Financial markets have been on edge this week in the face of growing doubts that an EU-IMF rescue mechanism for Greece, under which Athens would be eligible for eurozone loans totalling 30 billion euros this year, would be enough to forestall a sovereign debt default.

“There were reports, later denied, that Greece was planning to scale back or cancel altogether its proposed dollar-denominated debt issue due to a lack of investor interest,” said Nick Bennenbroek head of currency strategy at Wells Fargo Bank.

The Greek foreign ministry said the government wants discussions with the EU, the European Central Bank and the IMF on the potential aid package agreed on last Sunday.

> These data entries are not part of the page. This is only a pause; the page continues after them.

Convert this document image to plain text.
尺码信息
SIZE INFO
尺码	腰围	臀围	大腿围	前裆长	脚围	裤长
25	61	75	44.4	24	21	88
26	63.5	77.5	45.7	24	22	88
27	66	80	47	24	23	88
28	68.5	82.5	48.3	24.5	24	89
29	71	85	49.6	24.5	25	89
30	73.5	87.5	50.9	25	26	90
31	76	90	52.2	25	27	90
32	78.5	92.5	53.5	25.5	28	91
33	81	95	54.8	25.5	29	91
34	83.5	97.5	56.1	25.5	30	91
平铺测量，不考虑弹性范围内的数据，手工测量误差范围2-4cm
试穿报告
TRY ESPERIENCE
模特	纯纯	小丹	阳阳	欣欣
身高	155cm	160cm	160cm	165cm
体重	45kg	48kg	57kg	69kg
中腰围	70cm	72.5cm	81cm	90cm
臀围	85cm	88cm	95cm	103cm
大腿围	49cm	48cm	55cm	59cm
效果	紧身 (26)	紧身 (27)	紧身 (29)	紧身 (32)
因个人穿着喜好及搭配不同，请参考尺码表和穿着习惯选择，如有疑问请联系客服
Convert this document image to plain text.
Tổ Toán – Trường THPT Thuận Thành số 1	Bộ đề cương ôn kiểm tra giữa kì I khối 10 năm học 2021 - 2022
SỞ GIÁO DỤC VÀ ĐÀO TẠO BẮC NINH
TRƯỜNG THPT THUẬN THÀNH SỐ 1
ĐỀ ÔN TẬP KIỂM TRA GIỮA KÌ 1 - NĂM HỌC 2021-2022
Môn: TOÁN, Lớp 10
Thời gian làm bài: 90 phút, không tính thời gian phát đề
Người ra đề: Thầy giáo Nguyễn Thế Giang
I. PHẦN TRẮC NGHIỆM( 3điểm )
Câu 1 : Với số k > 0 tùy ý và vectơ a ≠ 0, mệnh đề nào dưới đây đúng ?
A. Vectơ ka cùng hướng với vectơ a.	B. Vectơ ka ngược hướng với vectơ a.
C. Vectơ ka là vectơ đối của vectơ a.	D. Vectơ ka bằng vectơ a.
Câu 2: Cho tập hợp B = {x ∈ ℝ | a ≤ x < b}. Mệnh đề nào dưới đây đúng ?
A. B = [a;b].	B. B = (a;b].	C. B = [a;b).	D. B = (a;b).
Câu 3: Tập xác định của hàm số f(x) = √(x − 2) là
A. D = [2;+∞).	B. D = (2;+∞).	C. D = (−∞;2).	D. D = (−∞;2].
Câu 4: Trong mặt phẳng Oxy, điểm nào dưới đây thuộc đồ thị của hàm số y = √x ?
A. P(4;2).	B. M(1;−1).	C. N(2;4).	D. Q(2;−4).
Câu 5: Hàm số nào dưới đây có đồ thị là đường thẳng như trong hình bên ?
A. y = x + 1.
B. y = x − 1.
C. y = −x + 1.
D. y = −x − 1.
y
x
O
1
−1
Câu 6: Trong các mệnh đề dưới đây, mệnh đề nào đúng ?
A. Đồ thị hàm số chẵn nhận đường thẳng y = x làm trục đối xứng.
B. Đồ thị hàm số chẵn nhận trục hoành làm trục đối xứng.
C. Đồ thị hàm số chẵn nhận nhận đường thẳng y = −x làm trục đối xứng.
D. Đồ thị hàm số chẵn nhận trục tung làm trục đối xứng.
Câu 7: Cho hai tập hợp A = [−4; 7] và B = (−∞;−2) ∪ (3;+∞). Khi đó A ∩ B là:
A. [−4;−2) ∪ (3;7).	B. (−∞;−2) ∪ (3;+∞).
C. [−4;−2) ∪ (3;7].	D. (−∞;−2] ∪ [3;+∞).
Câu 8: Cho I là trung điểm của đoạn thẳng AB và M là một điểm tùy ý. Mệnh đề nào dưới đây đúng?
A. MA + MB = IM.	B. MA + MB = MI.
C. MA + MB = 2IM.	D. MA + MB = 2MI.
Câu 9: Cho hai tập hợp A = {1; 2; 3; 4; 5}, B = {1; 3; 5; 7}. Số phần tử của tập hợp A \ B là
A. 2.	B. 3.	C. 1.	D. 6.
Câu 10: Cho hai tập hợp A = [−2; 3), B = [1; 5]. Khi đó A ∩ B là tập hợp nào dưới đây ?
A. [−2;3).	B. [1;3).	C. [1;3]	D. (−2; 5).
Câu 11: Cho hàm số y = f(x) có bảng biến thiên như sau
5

While Greece insisted it was not seeking to activate the assistance pact now, Citi European Economics analyst Giada Giani said the talks were nonetheless significant as a “formal starting point”.

The IMF announced it was dispatching a team of experts to Greece next Monday at the request of authorities to discuss a possible loan, moving the country a step closer to becoming the first eurozone nation to get an IMF bailout. If the Greek government seeks aid, the lenders may require tough economic and fiscal reforms in exchange.

“These probably will go well beyond the tightening measures that Greece has put in place up to now, which may help reduce the deficit for 2010 but do little to tackle Greece’s long-term solvency issues,” Citi’s Giani said.